For large arguments, the error of the __sincosf-function becomes
significant (the absolute error is about 4e-4 for arguments of the
order of 1e4).

The error seem to be linear in the argument, and be a 90-degree
phase-shifted wave.

Replacing the code:

   __sincosf(phi,&s,&c);

with:

  const float correction = 4.065371168387674e-08f;
  __sincosf(phi,&s1,&c1);
  t = t*correction;
  s = s1 + t*c1;
  c = c1 - t*s1;

improves the maximum absolute error in he range [-1e4,1e4] bu a
factor of about 100. The cost 3 is instrucitons (one mul and two
fma’s). The
maximum absolute error in the [-1e4,1e4] range for the improved code
is about 3.5e-6. The absolute error for small ranges is essentially
unaffected, since the correction is linear.

The resulting error of the improved code does not seem to grow with
the argument (phi), as is the case for the uncorrected __sincosf.

This has been tested on the G80 chip (a 8800GT, a 8800GTS and a
8800GTX with identical results).

What does the variable t mean in your code?

For one more operation, you could perform a Cody-Waite range reduction. Something like:

float x = phi;

float const C1 = 6.28125f;

float const C2 = 1.93530718e-3f;

float k = rintf(x * float(2*M_1_PI));

x_r = (x - k * C1) - k * C2;

__sincosf(x_r, &s1, &c1);

(or 5 operations, as rintf may need 2 instructions)

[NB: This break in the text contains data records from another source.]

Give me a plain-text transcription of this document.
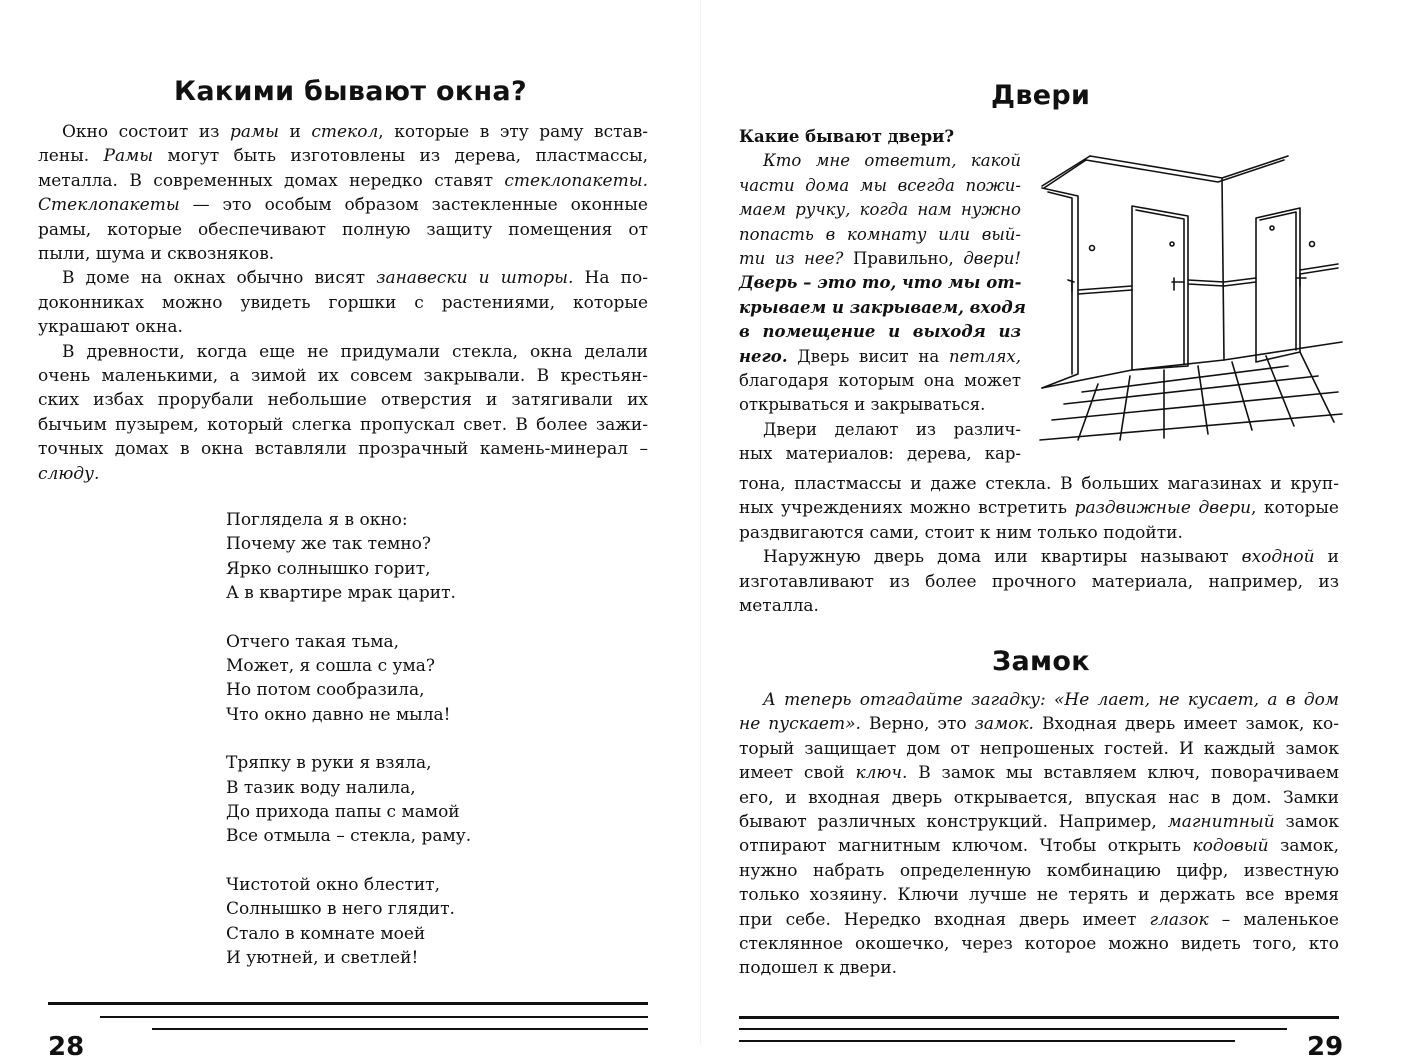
Какими бывают окна?
Окно состоит из рамы и стекол, которые в эту раму встав-
лены. Рамы могут быть изготовлены из дерева, пластмассы,
металла. В современных домах нередко ставят стеклопакеты.
Стеклопакеты — это особым образом застекленные оконные
рамы, которые обеспечивают полную защиту помещения от
пыли, шума и сквозняков.
В доме на окнах обычно висят занавески и шторы. На по-
доконниках можно увидеть горшки с растениями, которые
украшают окна.
В древности, когда еще не придумали стекла, окна делали
очень маленькими, а зимой их совсем закрывали. В крестьян-
ских избах прорубали небольшие отверстия и затягивали их
бычьим пузырем, который слегка пропускал свет. В более зажи-
точных домах в окна вставляли прозрачный камень-минерал –
слюду.
Поглядела я в окно:
Почему же так темно?
Ярко солнышко горит,
А в квартире мрак царит.
Отчего такая тьма,
Может, я сошла с ума?
Но потом сообразила,
Что окно давно не мыла!
Тряпку в руки я взяла,
В тазик воду налила,
До прихода папы с мамой
Все отмыла – стекла, раму.
Чистотой окно блестит,
Солнышко в него глядит.
Стало в комнате моей
И уютней, и светлей!
28
Двери
Какие бывают двери?
Кто мне ответит, какой
части дома мы всегда пожи-
маем ручку, когда нам нужно
попасть в комнату или вый-
ти из нее? Правильно, двери!
Дверь – это то, что мы от-
крываем и закрываем, входя
в помещение и выходя из
него. Дверь висит на петлях,
благодаря которым она может
открываться и закрываться.
Двери делают из различ-
ных материалов: дерева, кар-
тона, пластмассы и даже стекла. В больших магазинах и круп-
ных учреждениях можно встретить раздвижные двери, которые
раздвигаются сами, стоит к ним только подойти.
Наружную дверь дома или квартиры называют входной и
изготавливают из более прочного материала, например, из
металла.
Замок
А теперь отгадайте загадку: «Не лает, не кусает, а в дом
не пускает». Верно, это замок. Входная дверь имеет замок, ко-
торый защищает дом от непрошеных гостей. И каждый замок
имеет свой ключ. В замок мы вставляем ключ, поворачиваем
его, и входная дверь открывается, впуская нас в дом. Замки
бывают различных конструкций. Например, магнитный замок
отпирают магнитным ключом. Чтобы открыть кодовый замок,
нужно набрать определенную комбинацию цифр, известную
только хозяину. Ключи лучше не терять и держать все время
при себе. Нередко входная дверь имеет глазок – маленькое
стеклянное окошечко, через которое можно видеть того, кто
подошел к двери.
29
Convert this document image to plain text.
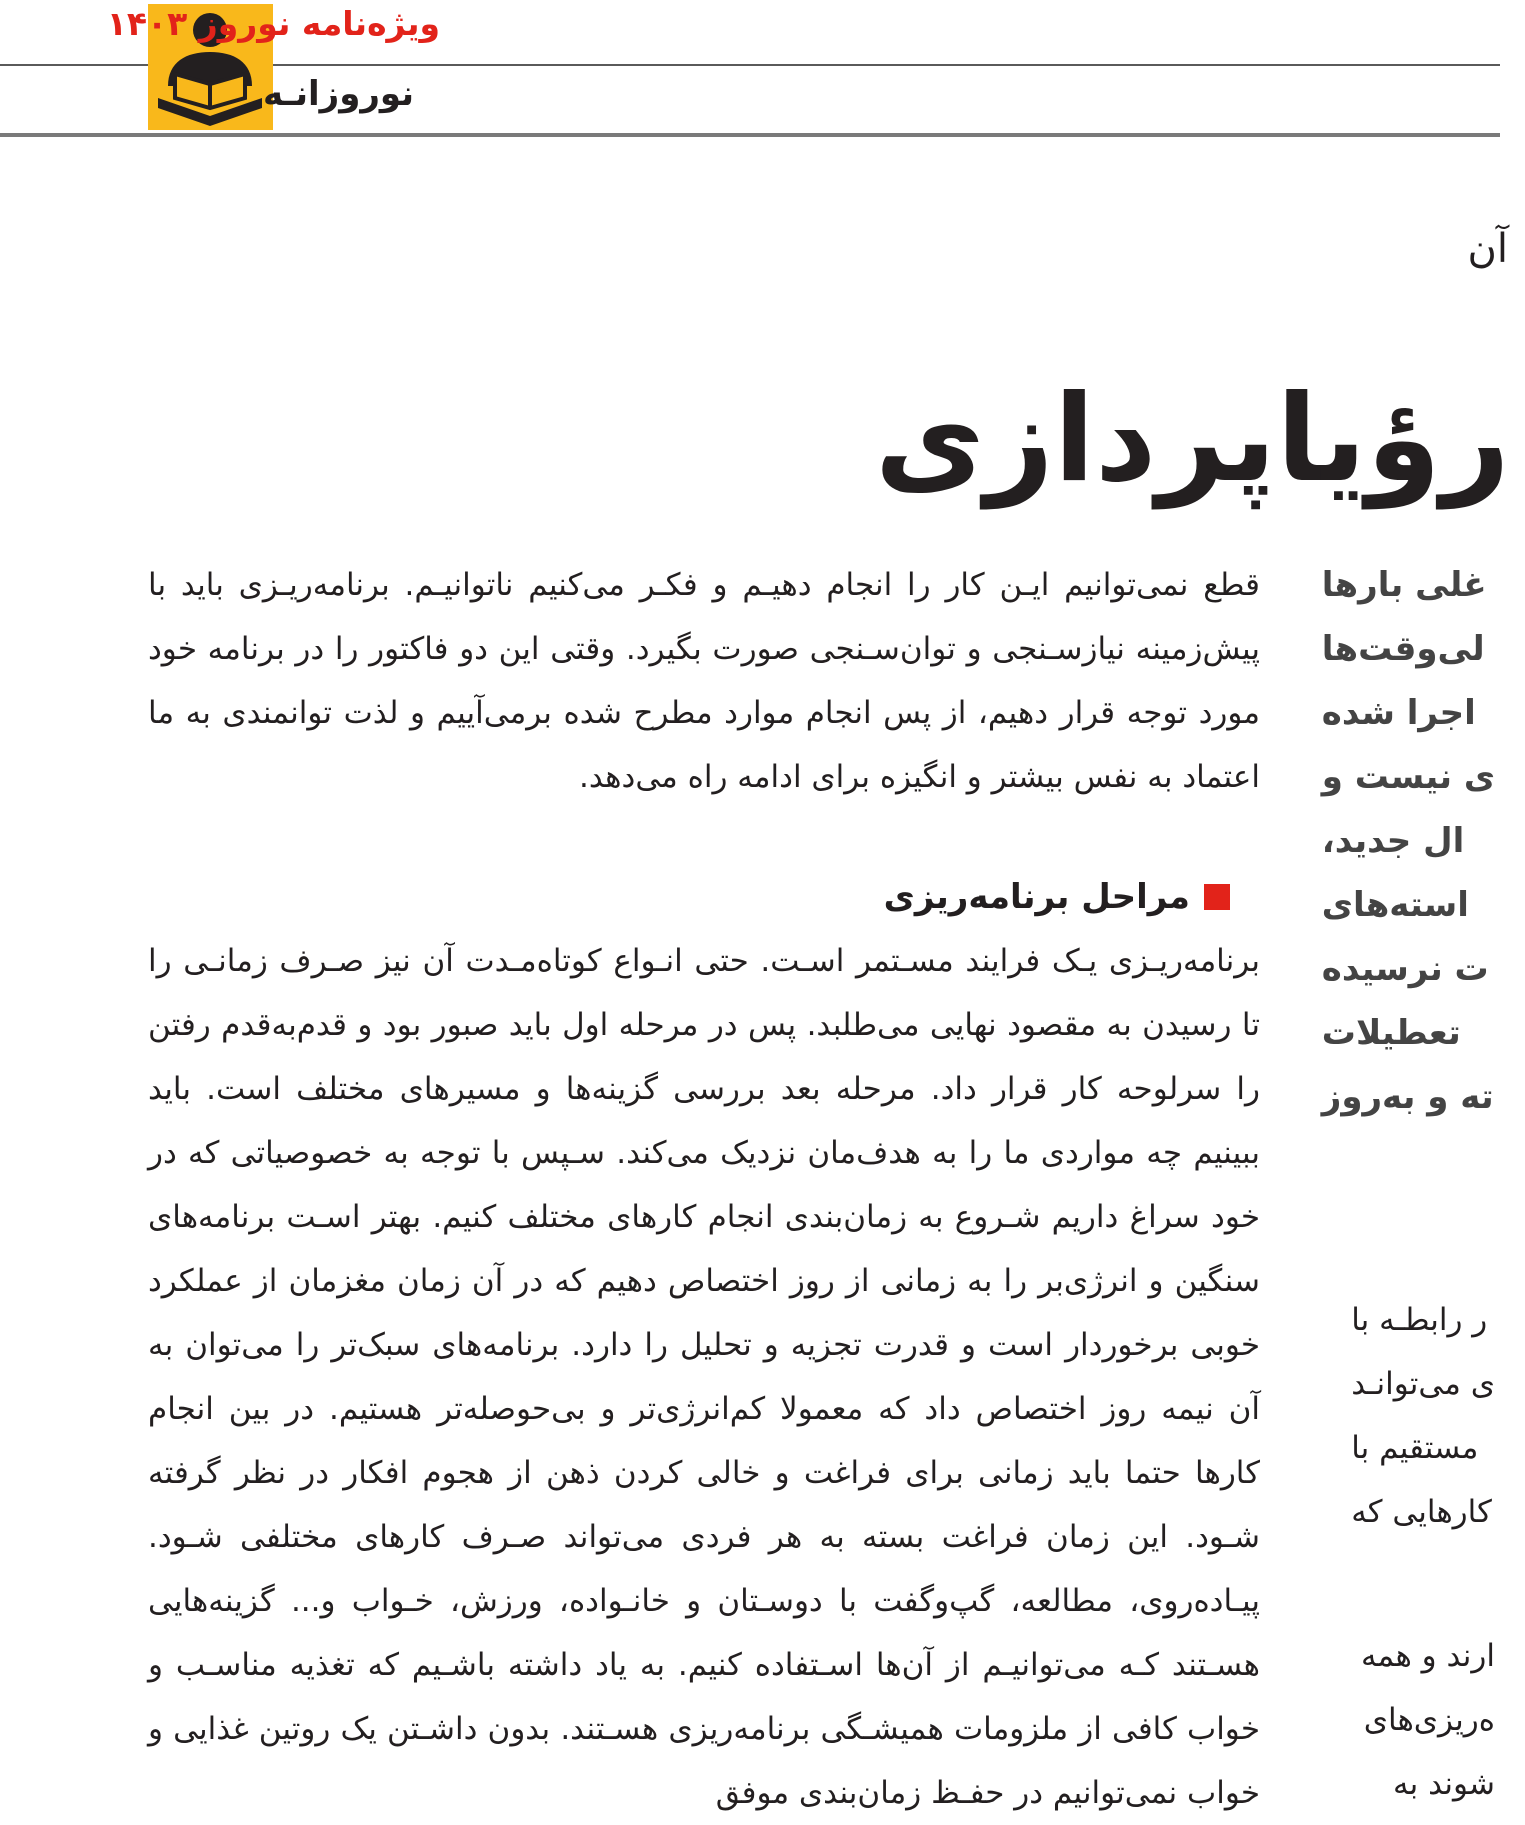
ویژه‌نامه نوروز ۱۴۰۳
نوروزانـه
آن
رؤیاپردازی

قطع نمی‌توانیم ایـن کار را انجام دهیـم و فکـر می‌کنیم ناتوانیـم. برنامه‌ریـزی باید با پیش‌زمینه نیازسـنجی و توان‌سـنجی صورت بگیرد. وقتی این دو فاکتور را در برنامه خود مورد توجه قرار دهیم، از پس انجام موارد مطرح شده برمی‌آییم و لذت توانمندی به ما اعتماد به نفس بیشتر و انگیزه برای ادامه راه می‌دهد.

مراحل برنامه‌ریزی

برنامه‌ریـزی یـک فرایند مسـتمر اسـت. حتی انـواع کوتاه‌مـدت آن نیز صـرف زمانـی را تا رسیدن به مقصود نهایی می‌طلبد. پس در مرحله اول باید صبور بود و قدم‌به‌قدم رفتن را سرلوحه کار قرار داد. مرحله بعد بررسی گزینه‌ها و مسیرهای مختلف است. باید ببینیم چه مواردی ما را به هدف‌مان نزدیک می‌کند. سـپس با توجه به خصوصیاتی که در خود سراغ داریم شـروع به زمان‌بندی انجام کارهای مختلف کنیم. بهتر اسـت برنامه‌های سنگین و انرژی‌بر را به زمانی از روز اختصاص دهیم که در آن زمان مغزمان از عملکرد خوبی برخوردار است و قدرت تجزیه و تحلیل را دارد. برنامه‌های سبک‌تر را می‌توان به آن نیمه روز اختصاص داد که معمولا کم‌انرژی‌تر و بی‌حوصله‌تر هستیم. در بین انجام کارها حتما باید زمانی برای فراغت و خالی کردن ذهن از هجوم افکار در نظر گرفته شـود. این زمان فراغت بسته به هر فردی می‌تواند صـرف کارهای مختلفی شـود. پیـاده‌روی، مطالعه، گپ‌وگفت با دوسـتان و خانـواده، ورزش، خـواب و... گزینه‌هایی هسـتند کـه می‌توانیـم از آن‌ها اسـتفاده کنیم. به یاد داشته باشـیم که تغذیه مناسـب و خواب کافی از ملزومات همیشـگی برنامه‌ریزی هسـتند. بدون داشـتن یک روتین غذایی و خواب نمی‌توانیم در حفـظ زمان‌بندی موفق

غلی بارها
لی‌وقت‌ها
اجرا شده
ی نیست و
ال جدید،
استه‌های
ت نرسیده
تعطیلات
ته و به‌روز
ر رابطـه با
ی می‌توانـد
مستقیم با
کارهایی که
ارند و همه
ه‌ریزی‌های
شوند به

It should be much more accurate for arguments up to around 25000.

By the way, why can’t you use the sincosf() function?

What does the variable t mean in your code?

Sorry. the second t is supposed to be phi, e.g.:

[indent]

     __sincosf(phi,&c1,&s1);

 t = correction*phi;

     s = s1 + t*c1;

     c = c1 - t*s1;

[/indent]

By the way, why can’t you use the sincosf() function?

I first had one sin() and one cos(). Switching to __sincosf() saved 10 registers and

the entire code (including other calculations) was 6 times faster. My idea was to use

the hardware (but low accuarcy) functions. Since the error for large arguments was

undocumented I mapped it out. The realization that the error signal was just a phase

shifted wave of linear amplitude lead to this trick. The improvement above turned out

to be good enough, and very cheap.

For one more operation, you could perform a Cody-Waite range reduction. […]

I appreciate you tip. That is a good option, I will keep it in mind for later.

Interesting.

Indeed, the hardware sin/cos operator is not so bad, except for small and large arguments.

If phi gets very small in magnitude (say, less than 10^-5), then __sin(phi) will return 0. In this case, just returning phi is a very accurate alternative.
(testing the absolute value and comparing it to a constant is done in one instruction, so it will add two extra instructions at most).
But it may not matter in your case if you are just interested in minimizing the absolute error, not the relative error.

One more question: if CUDA provided a fast and accurate __sincospi(x) function that computes sin(pi * x) and cos(pi * x), would you be able to rewrite your code to take advantage of it?
(that is, does phi really needs to be in radians?)